VSCode Extensions With 1.5M Installs Exfiltrate Code to China
Two AI coding assistants on Microsoft's marketplace steal source code and credentials in real-time. Extensions use hidden iframes and analytics SDKs to profile developers.
Two malicious extensions on Microsoft's Visual Studio Code Marketplace have been quietly exfiltrating developer source code and credentials to servers in China. Combined, the extensions have over 1.5 million installations.

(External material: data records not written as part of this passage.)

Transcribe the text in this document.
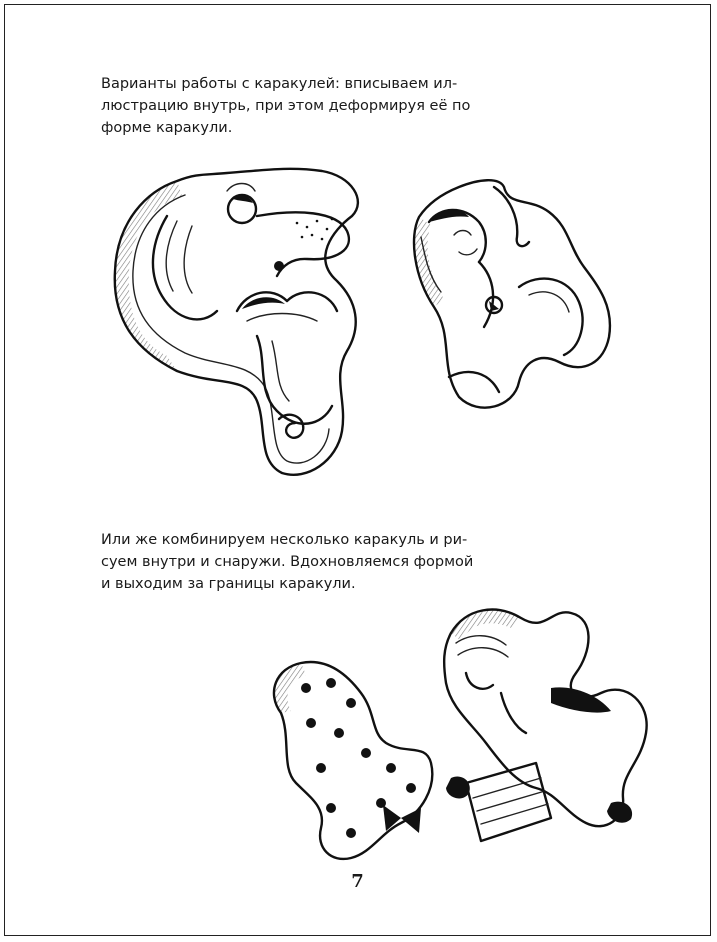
Варианты работы с каракулей: вписываем ил-
люстрацию внутрь, при этом деформируя её по
форме каракули.

Или же комбинируем несколько каракуль и ри-
суем внутри и снаружи. Вдохновляемся формой
и выходим за границы каракули.

7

Security researchers at Koi identified the campaign, which they've dubbed "MaliciousCorgi." Unlike the GlassWorm attacks targeting macOS developers via Open VSX, these extensions operated directly within Microsoft's official marketplace, exploiting the trust developers place in the platform.
The Extensions
ChatGPT – 中文版 (publisher: WhenSunset) - 1.34 million installs ChatMoss/CodeMoss (publisher: zhukunpeng) - 150,000 installs
Both extensions advertise themselves as AI-powered coding assistants, and they actually deliver that functionality. The legitimate features masked the data theft happening underneath.
How the Theft Works
Koi researchers identified three distinct data collection mechanisms operating simultaneously:
Real-time file monitoring: "The moment you open any file—not interact with it, just open it—the extension reads its entire contents, encodes it as Base64, and sends it to a webview" containing a hidden tracking iframe. Simply opening a file triggers exfiltration.
Server-controlled harvesting: On command, the extensions can exfiltrate up to 50 files from a victim's workspace per activation. This allows targeted theft of specific files like configuration files, .env files containing API keys, or source code from particular directories.
Behavioral profiling: Zero-pixel iframes load four commercial analytics SDKs—Zhuge.io, GrowingIO, TalkingData, and Baidu Analytics—to track developer behavior, fingerprint devices, and monitor editor activity.
What Gets Stolen
The extensions target high-value data:
- Private source code (any file opened in the editor)
- Configuration files
- Cloud service credentials
- .env files containing API keys and secrets
- SSH keys and tokens
For developers working on proprietary software, the implications are severe. Source code represents intellectual property, and .env files often contain production credentials for cloud services, databases, and third-party APIs.
Broader Supply Chain Concerns
This discovery adds to a growing pattern. Earlier this month, we covered Chrome extensions stealing AI chatbot conversations and the Workday/NetSuite session hijacking campaign. Developers face supply chain risks from multiple directions.
ReversingLabs reported that malicious VSCode extension detections grew from 27 in 2024 to 105 in the first ten months of 2025—a nearly 4x increase. The trend line shows no sign of flattening.
Microsoft's marketplace review process clearly isn't catching sophisticated threats. Extensions can pass inspection with legitimate functionality while hiding data exfiltration in obfuscated code or analytics calls.
Recommendations
Organizations with developers should audit installed VSCode extensions immediately:
- Remove the identified extensions - Uninstall ChatGPT – 中文版 and ChatMoss/CodeMoss from all developer workstations
- Rotate compromised credentials - Assume any API keys or secrets in .env files may be compromised
- Review extension permissions - Legitimate extensions rarely need broad file system access
- Consider extension allowlists - Enterprise deployments can restrict which extensions developers install
- Monitor for data exfiltration - Network monitoring should flag unusual Base64-encoded traffic to analytics domains
The MaliciousCorgi extensions demonstrate that installation counts and apparent legitimacy don't guarantee safety. With 1.5 million combined installations, these extensions were hiding in plain sight on a major platform for months.